O an kulağına telefonun sesi geldi, hep gece yarısına ayarlardı uyarı sesini. Bir şeylere dalıp uykusuz kalmamak için. Uyarı sesini susturdu.
Deniz sanki bir an yükselip ve alçalmış gibiydi. Şaşkınlıkla birbirlerine baktılar.
O an telefonunun gece yarısı uyarı sesi çaldı. İzel el alışkanlığıyla ezbere bir hareketle uyarı sesini susturdu.
İçeriye baktılar zaten çoğu alkollü olan kalabalık normal seyrinde yaşıyordu.
İzel "Gecem mahvoldu." dedi. "Ben eve gidiyorum."
Kapıya çıktı, arabasını istedi, yalnız yaşadığı evine doğru uzaklaştı. Tunç da rahatsız olmuştu durumdan.
İzel evine ulaştığında televizyonu açtı. Tüm kanallar aynı haberi geçiyordu. En güvendiği devlet bilim kanalına geçti çünkü haber bilimsel bir nitelikteydi. Şimdiye kadar kaydedilmiş en büyük kütle-çekim dalgasının dünyaya çarptığı, uydu sistemlerinin ve bilgisayar ağlarının hasarlandığını anlatıyordu. Bu kadar büyük bir dalga uzay-zamanda dört saniye civarında bir dalgalanma yarattığını ama başka ne gibi sorunların oluşacağını kestiremediklerini anlatıyordu kanaldaki bilim adamı. Kaynağını belirleyememişlerdi henüz, muhtemelen iki karadelik birleşti ve ani kütle değişiminin sonuçları gözleniyordu.
Yine de can kaybı olmadığını sadece bozulan iletişim sistemleri olduğunu ve kısa zamanda onarılacağını söyledi. Dünyanın kütle çekim dalga kaynağının daha yakınlarında olmadığına sevindiğini söylüyordu. "Tuak'taki dostlarımızla birlikte bu uzay olayını araştırıyoruz, tüm dünya şu an bu programı yayımlıyor, ulaştığımız her gelişmeyi aktaracağız." diye devam etti.

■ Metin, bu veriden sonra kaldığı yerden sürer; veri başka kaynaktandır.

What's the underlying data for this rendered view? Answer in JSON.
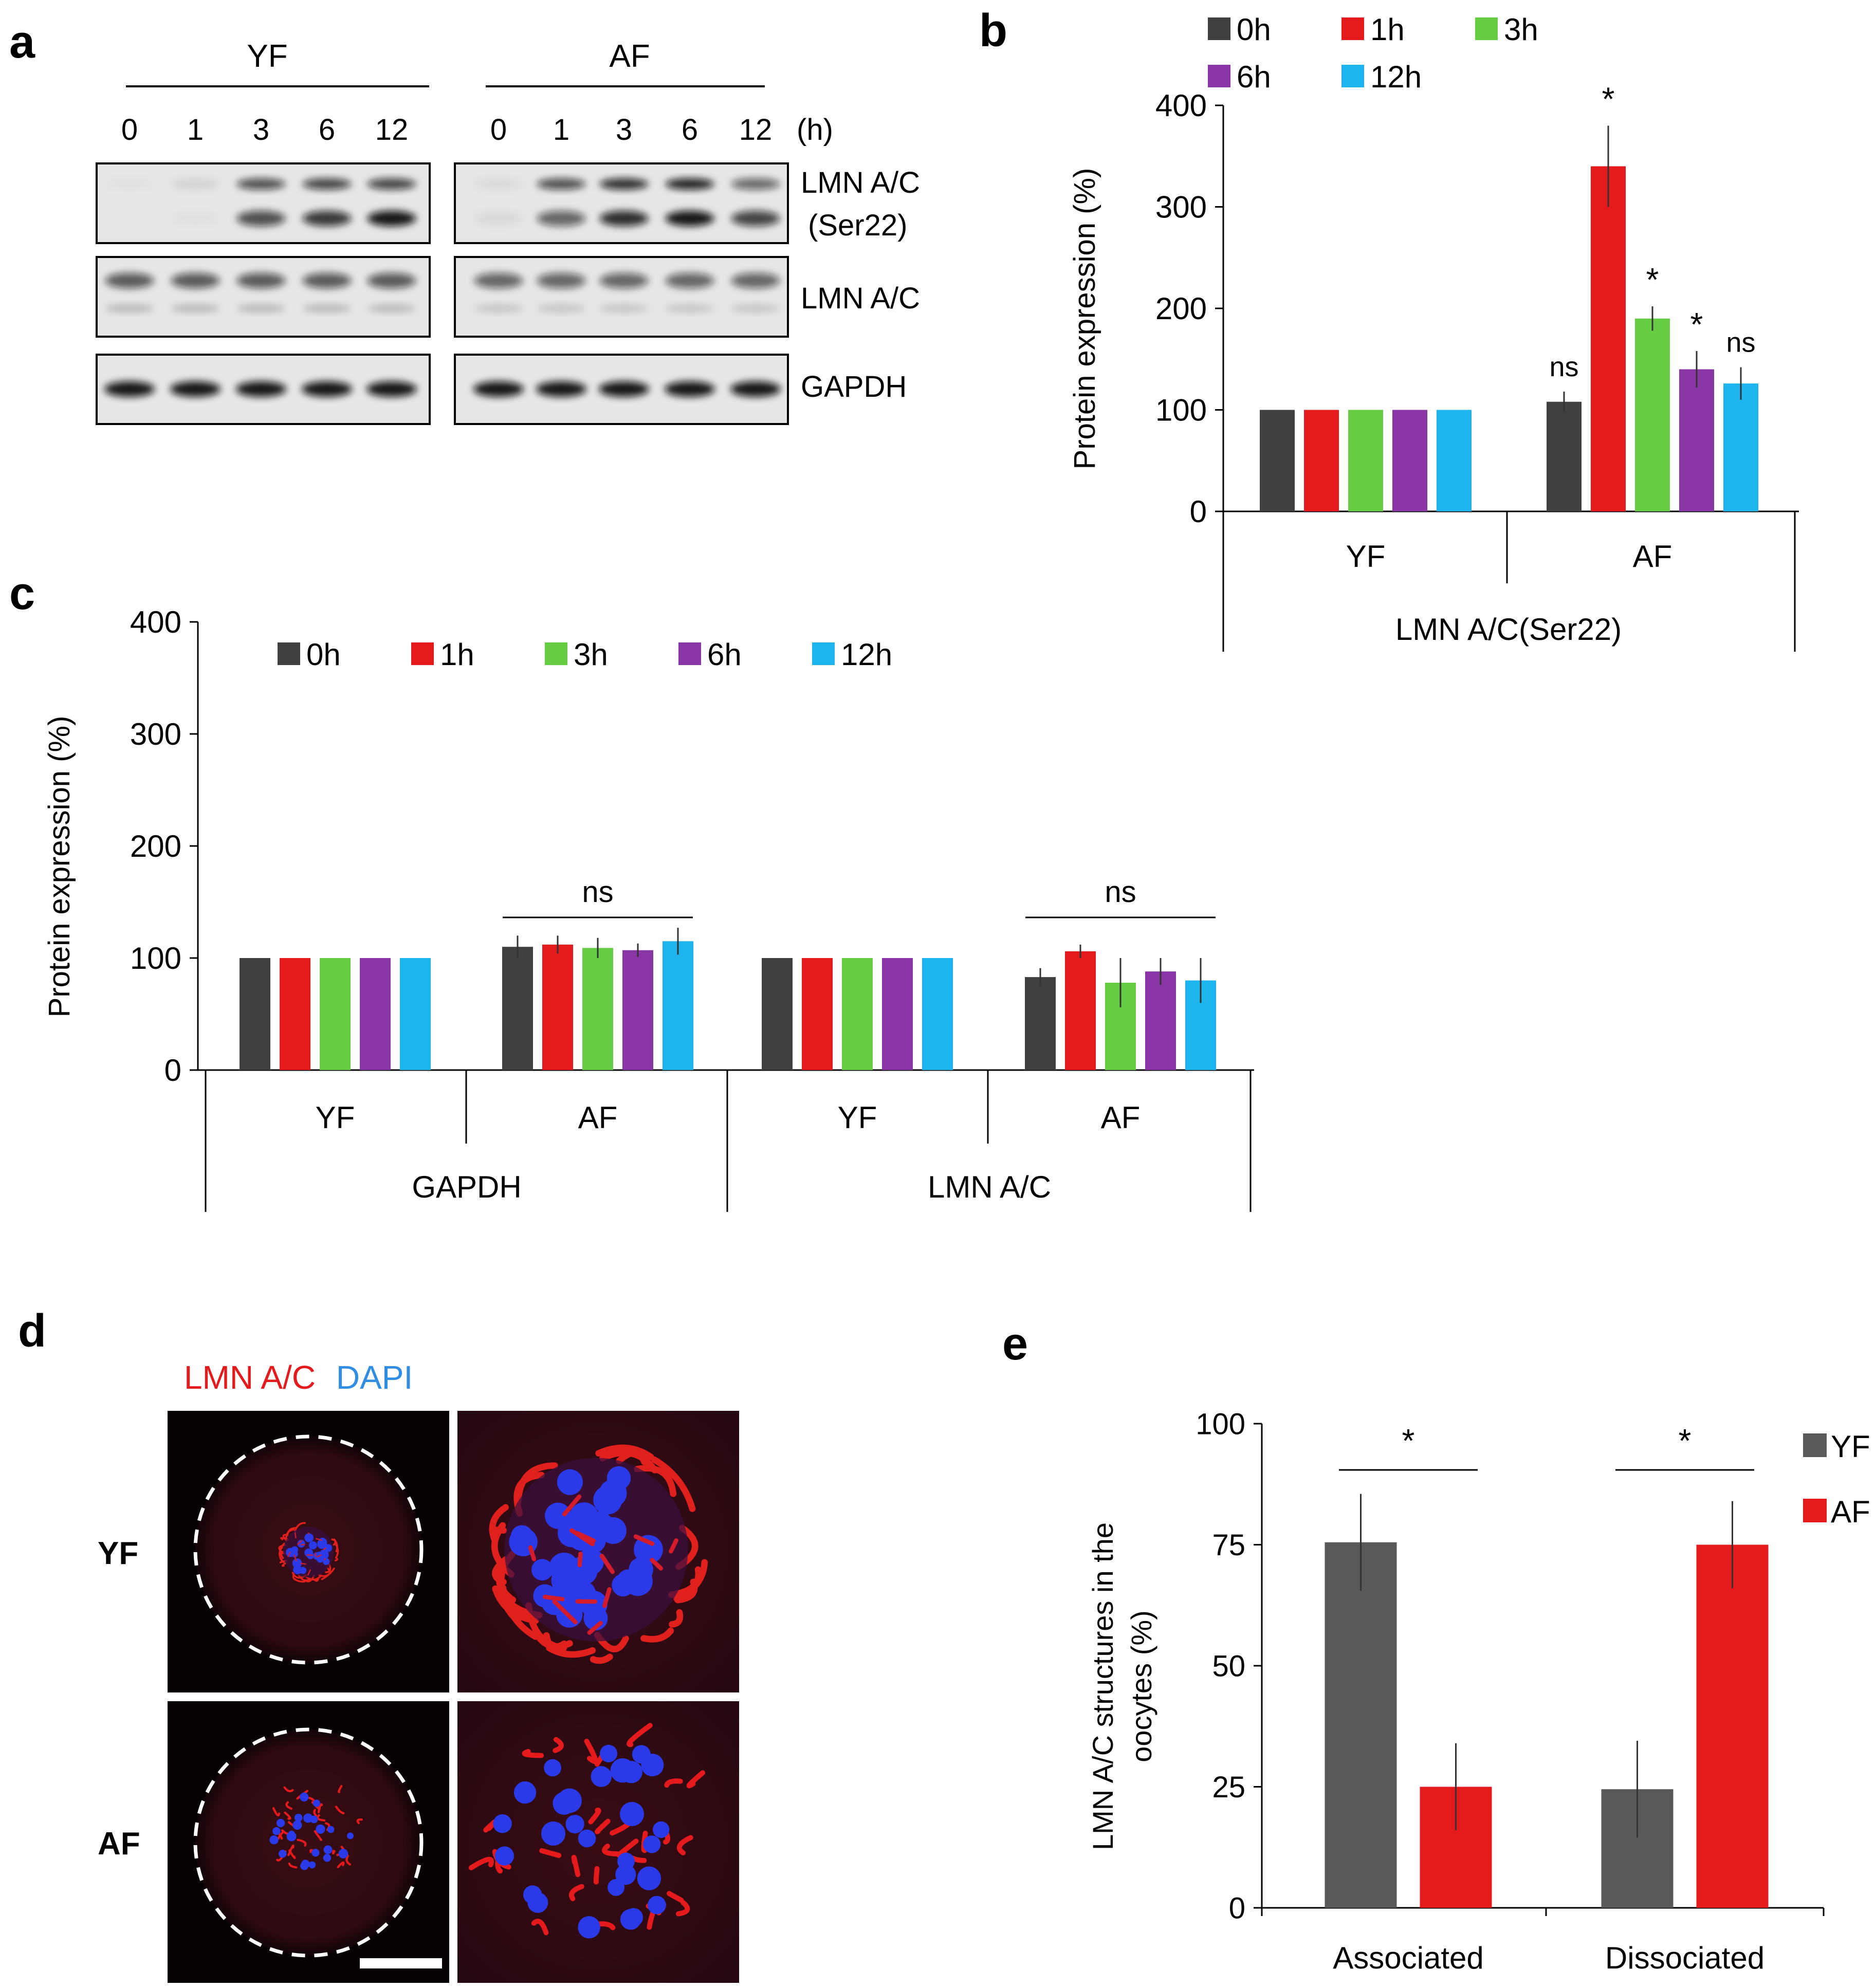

İzel şaşkın ve merakla kanal kanal gezip yeni gelişmeleri arıyordu. Tuak. Türkiye Uzay Araştırma Kurumu. Çok güzel günler geçirmişti onlarla. Üniversiteden önce bir gençlik programına katılmış altı aylık bir eğitimin ardından yörüngedeki uzay istasyonuna çıkma şansını edinmişti. Sonrasında uzayadamı programını sürdürmüş ve pilotluk için belgelerini almıştı. Kızılkartal serisi, hem petrol kökenli yakıt hem de plazma itici motorunu aynı anda kullanabilen dikey inebilen bir mekikti. "Dokuzuncu nesildi." diye geçirdi içinden. "Şimdi onuncu nesil çok daha başarılı, zaten her şeyi yapay zeka hallediyor."
2025 Temmuz
Urfa Harran Kalkış Kontrol İstasyonu.
Dördüncü kez ertelemeden sonra sonunda geri sayım bitti. Harran Mekik Kalkış Pisti’nde heyecan her kalkışta aynıydı. Televizyon kanallarının spikerleri heyecanla durumu aktarıyordu. İnsansız kalkan onuncu nesil Kızılkartal roketi, Tuak'ın yeni geliştirdiği teleskopu uzaya taşıyordu. Yörüngeye yerleştirilecek ve tüm dalga boylarını tarayıp kendi başına bulduğu anlamlı sinyali görünür hâle getirip Harran Kontrol İstasyonu’na yollayacaktı. Uzun zamandır süren güneş sistemi dışı gezegen arama çalışmalarının en gelişmiş hâliydi bu proje. Akıllı uzaktan görücü, Aug1 teleskopu, bir hafta sonra ilk görüntüleri yollayacaktı.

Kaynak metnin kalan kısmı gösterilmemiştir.